Son nom est saint et terrible.
10 Le principe de la sagesse c’est de craindre le Seigneur : tous ceux qui font cela sont bien avisés.
Sa louange subsiste toujours.

61-56 Gloire soit au Père

Prière de repentance
Assurés de l’amour de Dieu en Jésus-Christ, reconnaissons notre péché.
En ce premier jour de la semaine, nous regardons vers toi, Dieu d’amour.
Tu nous as donné le pain de chaque jour, tu nous as réjouis par ta création,
Tu nous as assurés de ta miséricorde par le Christ,
Mais nous ne t’avons pas dit notre reconnaissance.
Pardonne-nous.
Tu nous as fait entendre des nouvelles de toute la terre,
Tu as mis devant nos yeux la souffrance de nos frères et de nos soeurs,
Mais nous lui sommes souvent restés insensibles.
Pardonne-nous.
Tu nous as accompagnés dans notre chemin quotidien,
Mais devant les soucis, nous avons été gagnés par la crainte
Et devant la tâche que tu nous indiquais, nous n’avons pas su t’obéir.
Pardonne-nous.
Accorde-nous, Père, des cœurs reconnaissants, attentifs,
Et disponibles pour ton service. Amen.

Déclaration et accueil du pardon
Quand nous étions encore sans force,
Christ, au temps fixé, est mort pour les impies.
C’est à peine si quelqu’un voudrait mourir pour un juste.
Peut-être pour un homme qui est bon, accepterait-on de mourir
Mais en ceci Dieu prouve son amour envers nous :
Christ est mort pour nous alors que nous étions encore pécheurs… (Romains 5,6-7)
Par la mort de Christ, Dieu prouve son amour pour nous.
Par la mort de Christ, nous sommes délivrés de nos peurs, de nos fautes, de notre mort.
Par la mort de Christ, nous sommes réconciliés.
Que son amour, son pardon et sa réconciliation nous relèvent et nous fassent vivre. Amen.

Chant : Oui je veux te bénir str 1 & 2

Prière d’illumination
Dieu tout-puissant, nous te prions :
fais que nous célébrions dans la Cène le souvenir des souffrances de ton Fils,
et qu’ainsi nous obtenions le pardon de nos péchés.
Fais aussi que le récit de ses actions dans ta parole
ouvre nos cœurs à la foi et à l’amour réciproque.
Par ton Fils Jésus-Christ, notre Seigneur.
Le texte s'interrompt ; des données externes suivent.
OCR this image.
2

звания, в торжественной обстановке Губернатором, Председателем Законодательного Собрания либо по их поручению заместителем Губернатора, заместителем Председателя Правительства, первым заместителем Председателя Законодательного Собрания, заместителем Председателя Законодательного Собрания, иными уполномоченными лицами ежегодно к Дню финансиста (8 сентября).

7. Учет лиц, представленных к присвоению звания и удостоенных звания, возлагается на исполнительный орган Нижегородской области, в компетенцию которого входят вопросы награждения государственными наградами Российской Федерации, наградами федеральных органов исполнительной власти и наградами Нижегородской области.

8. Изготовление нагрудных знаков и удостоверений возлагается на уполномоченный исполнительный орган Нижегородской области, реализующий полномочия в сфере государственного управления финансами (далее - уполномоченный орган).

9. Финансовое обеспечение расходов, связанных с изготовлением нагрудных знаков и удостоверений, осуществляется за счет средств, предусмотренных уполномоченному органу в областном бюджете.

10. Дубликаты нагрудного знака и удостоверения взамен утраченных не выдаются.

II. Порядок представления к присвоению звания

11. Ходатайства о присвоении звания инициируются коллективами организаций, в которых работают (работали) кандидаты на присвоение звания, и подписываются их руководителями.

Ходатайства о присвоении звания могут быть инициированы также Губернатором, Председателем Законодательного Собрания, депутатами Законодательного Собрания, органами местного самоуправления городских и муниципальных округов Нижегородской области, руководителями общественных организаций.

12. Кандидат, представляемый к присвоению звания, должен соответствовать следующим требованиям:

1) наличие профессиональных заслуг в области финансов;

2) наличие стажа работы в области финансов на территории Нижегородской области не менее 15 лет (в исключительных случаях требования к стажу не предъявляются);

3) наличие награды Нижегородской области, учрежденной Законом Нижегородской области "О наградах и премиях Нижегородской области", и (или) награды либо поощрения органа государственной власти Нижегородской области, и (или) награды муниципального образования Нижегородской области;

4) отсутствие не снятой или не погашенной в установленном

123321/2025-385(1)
Amen

1 Corinthien 11,23-26
23 En effet, voici ce que moi j’ai reçu du Seigneur, et ce que je vous ai transmis : le Seigneur Jésus, dans la nuit où il fut livré, prit du pain, 24 et après avoir rendu grâce, il le rompit et dit : « Ceci est mon corps, qui est pour vous, faites cela en mémoire de moi. » 25 Il fit de même pour la coupe, après le repas, en disant : « Cette coupe est la nouvelle Alliance en mon sang ; faites cela, toutes les fois que vous en boirez, en mémoire de moi. » 26 Car toutes les fois que vous mangez ce pain et que vous buvez cette coupe, vous annoncez la mort du Seigneur, jusqu’à ce qu’il vienne.

Matthieu 26,26-29
26 Pendant le repas, Jésus prit du pain et, après avoir prononcé la bénédiction, il le rompit ; puis, le donnant aux disciples, il dit : « Prenez, mangez, ceci est mon corps. » 27 Puis il prit une coupe et, après avoir rendu grâce, il la leur donna en disant : « Buvez-en tous, 28 car ceci est mon sang, le sang de l’Alliance, versé pour la multitude, pour le pardon des péchés. 29 Je vous le déclare : je ne boirai plus désormais de ce fruit de la vigne jusqu’au jour où je le boirai, nouveau, avec vous dans le Royaume de mon Père. »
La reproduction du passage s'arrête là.